Au cœur de la presqu'île de Penmarc'h, à l'extrémité méridionale du Finistère, le premier menhir de Kerscaven se dresse comme une écriture de pierre laissée par les premiers agriculteurs néolithiques de l'Armorique. Ce monolithe solitaire s'inscrit dans un paysage littoral ouvert, balayé par les vents atlantiques, où la lande rase et les lointains marins conferent à la pierre une présence à la fois austère et magnétique. Ce qui rend ce menhir véritablement singulier, c'est sa situation au sein d'un terroir mégalithique exceptionnel. La région de Penmarc'h — dont le nom breton évoque la tête du cheval — concentre en effet un nombre remarquable de vestiges préhistoriques, des alignements aux dolmens, attestant d'une occupation humaine intense et d'une organisation sociale sophistiquée dès le IVe millénaire avant notre ère. Kerscaven n'est pas un monument isolé : il dialogue silencieusement avec d'autres pierres levées du secteur, formant un réseau de repères dans le territoire néolithique du Cap Caval. L'expérience de visite est celle d'un face-à-face brut avec l'antiquité. Pas de clôture contraignante, pas d'interprétariat envahissant : la pierre parle d'elle-même, dans son rapport direct au ciel et à la terre. Les photographes apprécieront particulièrement les lumières rasantes du matin ou du soir, qui accentuent le grain du granite local et donnent au menhir une dimension quasi-sculpturale. Les familles y trouveront une introduction concrète et sensorielle à la Préhistoire, loin de toute muséographie abstraite. Le cadre environnant renforce l'émotion du lieu. À quelques kilomètres s'étend la côte sauvage de Penmarc'h, ses récifs, son phare de la Vieille et ses panoramas sur l'Atlantique. Le menhir de Kerscaven appartient ainsi à ce Finistère profond où la pierre et la mer se répondent depuis des millénaires, dans un dialogue que les siècles n'ont pas effacé.

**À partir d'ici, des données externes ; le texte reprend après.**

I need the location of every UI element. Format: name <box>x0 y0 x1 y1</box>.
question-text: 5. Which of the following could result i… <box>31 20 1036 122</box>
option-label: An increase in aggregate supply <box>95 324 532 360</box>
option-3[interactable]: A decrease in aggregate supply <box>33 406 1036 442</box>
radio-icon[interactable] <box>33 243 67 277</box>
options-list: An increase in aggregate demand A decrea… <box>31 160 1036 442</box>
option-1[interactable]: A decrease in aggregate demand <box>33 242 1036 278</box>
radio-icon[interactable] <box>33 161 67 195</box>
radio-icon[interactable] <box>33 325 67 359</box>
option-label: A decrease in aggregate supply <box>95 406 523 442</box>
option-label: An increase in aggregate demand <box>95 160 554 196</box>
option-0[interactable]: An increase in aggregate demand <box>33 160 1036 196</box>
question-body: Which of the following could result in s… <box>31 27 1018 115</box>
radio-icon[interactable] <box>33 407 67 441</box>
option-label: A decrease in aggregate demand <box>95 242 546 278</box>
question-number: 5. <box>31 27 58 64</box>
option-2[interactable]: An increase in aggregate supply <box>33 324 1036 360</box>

Le premier menhir de Kerscaven est un monolithe de granite, roche dominante du socle armoricain, extrait vraisemblablement d'un affleurement local ou d'un gisement de proximité selon les pratiques néolithiques en usage dans le Finistère. Sa morphologie est celle d'un fût taillé brut, légèrement fuselé vers le sommet, caractéristique des menhirs du Cap Caval : la face principale présente un grain dense et régulier, tandis que les faces latérales conservent les traces naturelles du clivage de la roche. Comme la majorité des menhirs bretons de cette catégorie, il est planté verticalement dans le sol, son enracinement dans la terre constituant en lui-même un acte architectural et symbolique fondateur. La hauteur du monolithe, estimée entre deux et quatre mètres au-dessus du niveau du sol pour des pierres de ce type et de cette région, lui confère une silhouette imposante dans un paysage de lande rase où aucun obstacle végétal ne vient contrebalancer sa verticalité. Cette proportion délibérément élancée, typique des menhirs du Néolithique armoricain, suggère une volonté de visibilité à longue distance, peut-être dans une logique de bornage du territoire ou de jalonnement de voies de parcours. Aucun décor gravé n'est signalé sur ce monument, à la différence de certains menhirs bretons ornés de motifs en creux (haches, crosse, serpentiforme), ce qui le place dans la catégorie des pierres levées à fonction essentiellement architectonique et signalétique. L'absence de tout aménagement annexe visible — fosse, cairn, dépôt — renforce son caractère de marqueur territorial isolé, bien que le sous-sol puisse receler des traces d'activité rituelle non encore mises au jour par des fouilles systématiques.